Hundreds of electrical employees from across the nation will attend the school this week at the training center, 3210 E Road.
“It’s a good overall basis in what the industry uses,” said Pat Roark, a technical instructor for the electric line worker program at the Western Colorado Community College — Colorado Mesa University.
The first Western Slope Hotstick School, as it was known in 1966, was sponsored by Mesa State College. The school acquired a lease from the Bureau of Land Management to construct a distribution and 138kV transmission structure for use in hands-on education of lineman.
In, 1979, the training field was later moved to the “College Farm” on E Road where a substation and underground field was added. A steel transmission tower was added in 1982.

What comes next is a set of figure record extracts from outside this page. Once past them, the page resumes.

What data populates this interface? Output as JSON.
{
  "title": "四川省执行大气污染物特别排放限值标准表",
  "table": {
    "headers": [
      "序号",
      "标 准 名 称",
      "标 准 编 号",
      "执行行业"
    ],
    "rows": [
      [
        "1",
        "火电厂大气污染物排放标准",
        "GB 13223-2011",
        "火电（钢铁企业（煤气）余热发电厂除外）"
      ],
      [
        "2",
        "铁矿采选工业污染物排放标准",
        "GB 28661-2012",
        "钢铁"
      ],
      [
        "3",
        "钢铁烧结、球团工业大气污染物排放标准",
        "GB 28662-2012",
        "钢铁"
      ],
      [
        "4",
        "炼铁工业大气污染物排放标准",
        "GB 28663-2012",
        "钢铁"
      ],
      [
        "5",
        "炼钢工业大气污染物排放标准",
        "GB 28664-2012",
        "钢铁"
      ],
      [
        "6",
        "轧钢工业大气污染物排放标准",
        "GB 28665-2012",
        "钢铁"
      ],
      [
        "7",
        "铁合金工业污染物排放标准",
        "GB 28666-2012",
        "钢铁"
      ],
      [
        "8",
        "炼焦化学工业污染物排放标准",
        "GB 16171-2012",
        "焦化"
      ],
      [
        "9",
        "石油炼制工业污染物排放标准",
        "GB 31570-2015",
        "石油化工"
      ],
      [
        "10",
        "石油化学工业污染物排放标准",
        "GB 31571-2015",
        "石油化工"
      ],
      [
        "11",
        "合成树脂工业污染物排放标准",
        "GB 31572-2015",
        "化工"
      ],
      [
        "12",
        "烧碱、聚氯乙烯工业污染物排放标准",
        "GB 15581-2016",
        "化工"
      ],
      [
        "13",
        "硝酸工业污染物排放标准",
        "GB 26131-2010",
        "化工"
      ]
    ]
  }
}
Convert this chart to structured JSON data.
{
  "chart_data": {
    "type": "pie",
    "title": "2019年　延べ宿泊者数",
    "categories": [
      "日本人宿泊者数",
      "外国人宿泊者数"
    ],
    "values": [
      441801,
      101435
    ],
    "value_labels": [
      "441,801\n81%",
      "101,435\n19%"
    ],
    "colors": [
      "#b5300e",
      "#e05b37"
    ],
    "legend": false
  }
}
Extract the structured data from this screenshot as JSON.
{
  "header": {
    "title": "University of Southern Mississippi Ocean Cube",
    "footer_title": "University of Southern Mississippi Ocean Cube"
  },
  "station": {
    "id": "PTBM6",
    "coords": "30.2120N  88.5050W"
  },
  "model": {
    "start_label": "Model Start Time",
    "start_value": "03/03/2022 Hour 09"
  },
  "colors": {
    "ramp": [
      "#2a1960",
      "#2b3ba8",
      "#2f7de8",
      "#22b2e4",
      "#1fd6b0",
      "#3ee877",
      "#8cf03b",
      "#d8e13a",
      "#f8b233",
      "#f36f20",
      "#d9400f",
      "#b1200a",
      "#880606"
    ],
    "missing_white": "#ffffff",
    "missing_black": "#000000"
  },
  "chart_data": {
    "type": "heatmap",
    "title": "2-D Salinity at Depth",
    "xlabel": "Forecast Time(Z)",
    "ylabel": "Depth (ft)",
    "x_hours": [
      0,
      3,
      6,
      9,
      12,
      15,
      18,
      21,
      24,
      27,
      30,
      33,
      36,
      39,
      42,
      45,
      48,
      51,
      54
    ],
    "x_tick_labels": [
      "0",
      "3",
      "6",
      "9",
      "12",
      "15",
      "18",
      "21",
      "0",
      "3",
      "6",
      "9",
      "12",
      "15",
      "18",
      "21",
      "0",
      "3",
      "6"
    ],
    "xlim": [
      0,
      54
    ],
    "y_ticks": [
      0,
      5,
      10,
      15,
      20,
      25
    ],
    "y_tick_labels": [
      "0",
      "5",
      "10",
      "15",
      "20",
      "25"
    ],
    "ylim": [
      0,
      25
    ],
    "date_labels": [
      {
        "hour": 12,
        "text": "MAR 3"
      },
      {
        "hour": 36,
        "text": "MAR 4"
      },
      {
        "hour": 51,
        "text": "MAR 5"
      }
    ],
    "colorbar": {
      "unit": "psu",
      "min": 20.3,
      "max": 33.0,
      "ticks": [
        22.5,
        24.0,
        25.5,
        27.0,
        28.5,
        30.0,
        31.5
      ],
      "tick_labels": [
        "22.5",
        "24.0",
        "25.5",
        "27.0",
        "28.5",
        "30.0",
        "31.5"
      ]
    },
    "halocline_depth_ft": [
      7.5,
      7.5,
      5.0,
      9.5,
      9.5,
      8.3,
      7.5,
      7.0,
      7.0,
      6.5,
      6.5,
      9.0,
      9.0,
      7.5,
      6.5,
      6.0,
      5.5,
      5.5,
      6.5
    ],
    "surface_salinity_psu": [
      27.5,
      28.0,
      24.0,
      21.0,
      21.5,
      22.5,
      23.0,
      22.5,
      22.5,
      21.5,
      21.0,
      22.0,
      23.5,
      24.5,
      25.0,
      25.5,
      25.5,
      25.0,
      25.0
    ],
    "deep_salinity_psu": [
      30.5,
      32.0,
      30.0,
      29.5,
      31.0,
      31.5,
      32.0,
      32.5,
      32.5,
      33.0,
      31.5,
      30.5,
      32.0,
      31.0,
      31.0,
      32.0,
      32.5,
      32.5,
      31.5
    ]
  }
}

Today, students attend classes, taught by more than 80 instructors, at the Grand Junction DoubleTree Hotel and perform hands-on electrical work on the many upright poles standing at the end of the Riverside Parkway and E Road.
It is the only program of its kind in the U.S., said Roark.
Widely known companies such as Xcel Energy send their employees to the school annually to stay ahead of the changing industry and safety standards.
“We’ll have about 199 students this week and 160 next week. They come from 17 states plus two foreign countries,” Roark said.
Despite the popularity of underground cables, many lineman still climb poles the traditional way with hooks and harnesses, he said.
“In the more rural or mountainous areas, climbing is still needed,” he said, “If you can’t get a truck in there you gotta do it the old-fashioned way of hooking it.”
The facility is used year-round to teach a 9-month pre-apprenticeship through WCCC. The basic course prepares students for entrance into a four-apprenticeship where students work toward a journeyman license.